そしてそのバスを運行するのがJR西日本だということが、山口の交通網の現実を考えさせるものです。

山口県の面積は都道府県の中で平均的ですが、各都市が海岸線周辺に分散しているために、都市間の移動時間が問題となってきました。

そこで山口県は「県土一時間構想」をたてました。

この構想は県庁を中心に、各市役所や空港、港湾などを1時間台(2時間未満)で結ぶ道路交通網を整備するというものです。

この構想通りに事業は進み、結果として山口のモビリティは鉄道から自動車へと大きく変化していきました。

スカスカになったダイヤを埋めるように、観光列車が走り出しています。

JR西日本が瑞風、○○のはなしと観光列車を矢継ぎ早に就行させるのもその流れに沿っています。

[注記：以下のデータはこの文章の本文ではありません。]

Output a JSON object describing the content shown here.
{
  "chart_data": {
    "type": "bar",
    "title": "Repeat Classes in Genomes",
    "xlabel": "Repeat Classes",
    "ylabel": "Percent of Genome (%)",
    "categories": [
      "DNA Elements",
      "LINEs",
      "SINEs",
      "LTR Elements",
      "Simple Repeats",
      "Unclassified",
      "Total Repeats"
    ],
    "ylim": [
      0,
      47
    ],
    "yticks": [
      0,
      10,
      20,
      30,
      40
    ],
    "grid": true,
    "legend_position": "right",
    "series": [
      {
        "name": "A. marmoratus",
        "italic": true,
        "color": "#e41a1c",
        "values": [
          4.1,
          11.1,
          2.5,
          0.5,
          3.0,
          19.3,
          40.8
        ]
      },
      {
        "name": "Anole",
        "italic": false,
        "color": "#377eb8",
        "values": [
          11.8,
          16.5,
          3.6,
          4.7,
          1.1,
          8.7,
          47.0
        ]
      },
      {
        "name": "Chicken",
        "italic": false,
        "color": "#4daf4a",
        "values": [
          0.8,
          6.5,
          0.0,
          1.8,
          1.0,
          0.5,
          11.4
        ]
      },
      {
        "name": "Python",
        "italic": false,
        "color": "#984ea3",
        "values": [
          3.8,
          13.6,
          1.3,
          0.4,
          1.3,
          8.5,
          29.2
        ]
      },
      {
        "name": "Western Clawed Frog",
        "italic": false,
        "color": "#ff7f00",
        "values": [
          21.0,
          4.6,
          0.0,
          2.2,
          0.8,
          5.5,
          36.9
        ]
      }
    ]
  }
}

主要幹線鉄道は新幹線などの高速列車、普通列車は朝夕の学生やお年寄りのための通学列車、そのはざまを週末を中心に観光列車が走るというすみわけが進んでいくのでしょう。

萩駅は姿かたちは変わらずにその役割を変えていきながら時代に合わせて現役の駅舎として存在しているのです。

萩駅は駅舎にも魅力がありますが、ホームをつなぐ架橋があり、これが絶好の撮影拠点になっています。

こちらで紹介した車両に興味を持たれた方は、ぜひ萩駅を訪れてほしいと思います。